プリンス&ザ・ニュー・パワー・ジェネレーション『ダイアモンズ・アンド・パールズ』

 少なからずクールにならざるを得なかった。すべてのアルバムを溝が擦り減るほど聴き、全種LPとCD両方で所有し、当然12インチ・シングルもすべて購入し、ビデオはもちろんライヴも可能な限り足を運び、ニューヨークはもちろんオランダのロッテルダムにまで見に行って、ブートレッグでスタジオ・アウト・テイク集やらライヴやらが出たと聞いては大枚はたいていた俺でも、昨年秋に見たくて見たくて封切りの翌日ニューヨークはマンハッタンの五番街と六番街の間の12丁目にある映画館に行って見た映画館に行って見た映画『グラフィティ・ブリッジ』には、見終わってしばらく言葉もなかった。
 そんなにすばらしかったのかといえば、すばらしくひどかったからである。この映画のひどさについては、すでに何ヶ所かで書いたのであえて繰り返したくない。それほどひどかったんだから、今ではむしろ大好きだ。アメリカでは今年の春早々にホームビデオ化されているので、それも買おうと思っている。プリンスという男は、良かれ悪しかれ、あなどれない。ということの好資料として、これほどのものはない。日本で劇場公開はもちろんない。ビデオもたぶん出ないだろう。物好きが輸入もので買ってみて、あきれたり怒ったりすればそれでいいんだからさ。そういう"秘め事”ってのはあったほうがいいもんね。
 そんなこんなで、少なからずクールにならざるを得なかったのは、このたび約一年ぶりにプリンスが新しいアルバム『ダイアモンズ・アンド・パールズ』をリリースしたからであります。
 考えてみれば、これでプリンスのアルバムは13作目だが、これまでに『パープル・レイン』『パレード』(『アンダー・ザ・チェリー・ムーン』)『サイン・オブ・ザ・タイムズ』『バットマン』『グラフィティ・ブリッジ』と5作もが映画関連作品だった。映像と音楽とが同時に喚起させられる体質なんですかねプリンス先生は。そうかもしれないけど、それにしてはそれを実際の映像に写しかえることに関しては、疑問符が。
 唯一の成功例はステージを中心に、3分の1ほどのフィクションをまぶした『サイン・オブ・ザ・タイムズ』だ。
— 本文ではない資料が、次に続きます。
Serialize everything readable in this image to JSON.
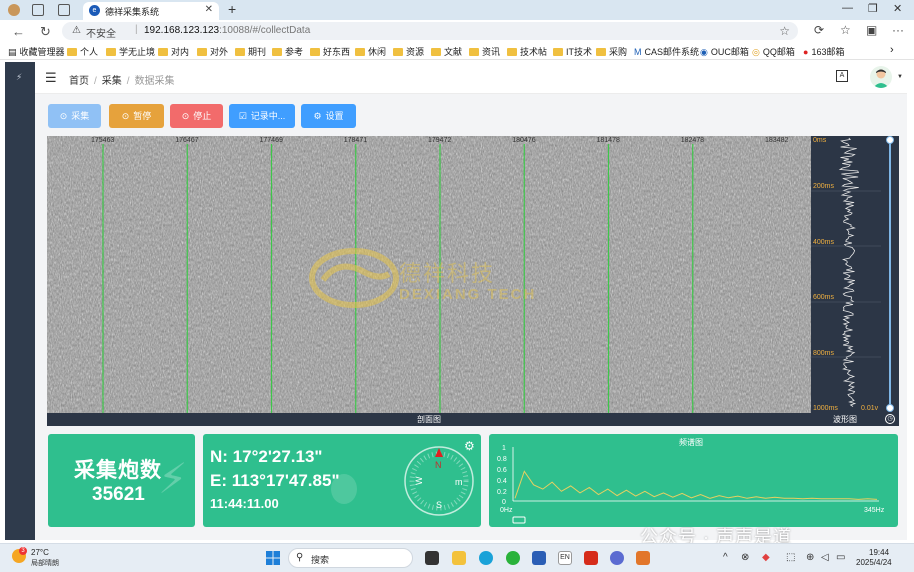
{
  "browser": {
    "tab_title": "德祥采集系统",
    "security_label": "不安全",
    "url_host": "192.168.123.123",
    "url_path": ":10088/#/collectData",
    "bookmarks": [
      "收藏管理器",
      "个人",
      "学无止境",
      "对内",
      "对外",
      "期刊",
      "参考",
      "好东西",
      "休闲",
      "资源",
      "文献",
      "资讯",
      "技术帖",
      "IT技术",
      "采购",
      "CAS邮件系统",
      "OUC邮箱",
      "QQ邮箱",
      "163邮箱"
    ]
  },
  "breadcrumb": {
    "home": "首页",
    "level1": "采集",
    "current": "数据采集"
  },
  "header": {
    "lang_icon_text": "A"
  },
  "toolbar": {
    "collect": "采集",
    "pause": "暂停",
    "stop": "停止",
    "record": "记录中...",
    "settings": "设置",
    "colors": {
      "collect": "#90c1f5",
      "pause": "#e6a23c",
      "stop": "#f26b6b",
      "record": "#409eff",
      "settings": "#409eff"
    }
  },
  "seismic": {
    "trace_labels": [
      "175463",
      "176467",
      "177469",
      "178471",
      "179472",
      "180476",
      "181478",
      "182478",
      "183482"
    ],
    "watermark_cn": "德祥科技",
    "watermark_en": "DEXIANG TECH",
    "section_label": "剖面图"
  },
  "waveform": {
    "time_labels": [
      "0ms",
      "200ms",
      "400ms",
      "600ms",
      "800ms",
      "1000ms"
    ],
    "amp_label": "0.01v",
    "title": "波形图"
  },
  "count_panel": {
    "title": "采集炮数",
    "value": "35621"
  },
  "gps_panel": {
    "lat": "N: 17°2'27.13\"",
    "lon": "E: 113°17'47.85\"",
    "time": "11:44:11.00",
    "compass": {
      "n": "N",
      "s": "S",
      "w": "W",
      "e": "m"
    }
  },
  "spectrum": {
    "title": "频谱图",
    "y_ticks": [
      "1",
      "0.8",
      "0.6",
      "0.4",
      "0.2",
      "0"
    ],
    "x_start": "0Hz",
    "x_end": "345Hz"
  },
  "overlay": {
    "wechat": "公众号 · 声声是道"
  },
  "taskbar": {
    "weather_temp": "27°C",
    "weather_desc": "局部晴朗",
    "weather_badge": "3",
    "search": "搜索",
    "tray_lang": "EN",
    "time": "19:44",
    "date": "2025/4/24"
  },
  "chart_data": {
    "type": "line",
    "title": "频谱图",
    "xlabel": "",
    "ylabel": "",
    "x_range": [
      "0Hz",
      "345Hz"
    ],
    "ylim": [
      0,
      1
    ],
    "series": [
      {
        "values": [
          0.05,
          0.55,
          0.3,
          0.22,
          0.35,
          0.18,
          0.28,
          0.15,
          0.25,
          0.12,
          0.22,
          0.1,
          0.2,
          0.09,
          0.18,
          0.08,
          0.15,
          0.07,
          0.14,
          0.06,
          0.12,
          0.05,
          0.1,
          0.06,
          0.09,
          0.05,
          0.08,
          0.05,
          0.07,
          0.05,
          0.05,
          0.04,
          0.05,
          0.04,
          0.04,
          0.04,
          0.04,
          0.03,
          0.04,
          0.03
        ]
      }
    ]
  }
}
このときのステージがさらにグレードアップされて驚異の『LOVESEXY』ツアーの大スペクタクルを生んだわけだ。昨年プリンス・バンドのギタリスト、リーヴァイ・シーサーにインタヴューしたんだが、彼も後で『LOVESEXY』ツアーのときのステージを見て、あまりの素晴らしさに気が遠くなったといっていた。自分たちがこれほどまでのことをやっていたとは信じられないほど、だそうです。
 プリンスの魔力とはつまり、自分の内側と徹底的に対話したところから始まるのだと俺は思っている。それこそがファンクの基本だとさえ思う。ファンクとは、連帯や解放を呼びかけることや破天荒なカッコしてあばれることではなく、あらゆる倫理や秩序にあえて疑問符を投げつけて、自分自身とは何か、をグルーヴの中で問うことだ。グルーヴがないのは論外。問いかけのないのはできそこない。
 さてプリンスの新作は? 今までのプリンス作品に似た曲が多いのは愛嬌、サウンドの練られ方がもうひとつ深みにかけるのはよりわかりやすい表現を目指した結果、アクが弱いのは人間が丸くなったからか。なんとなく物足りなさが残りはするものの、そこらの"ダンスもの”とかいうやつの1万倍は素晴らしい。まあ当然だけど。しかし、お願いだからこれを映画化するなんてことだけはいわないでくれよ。まったく。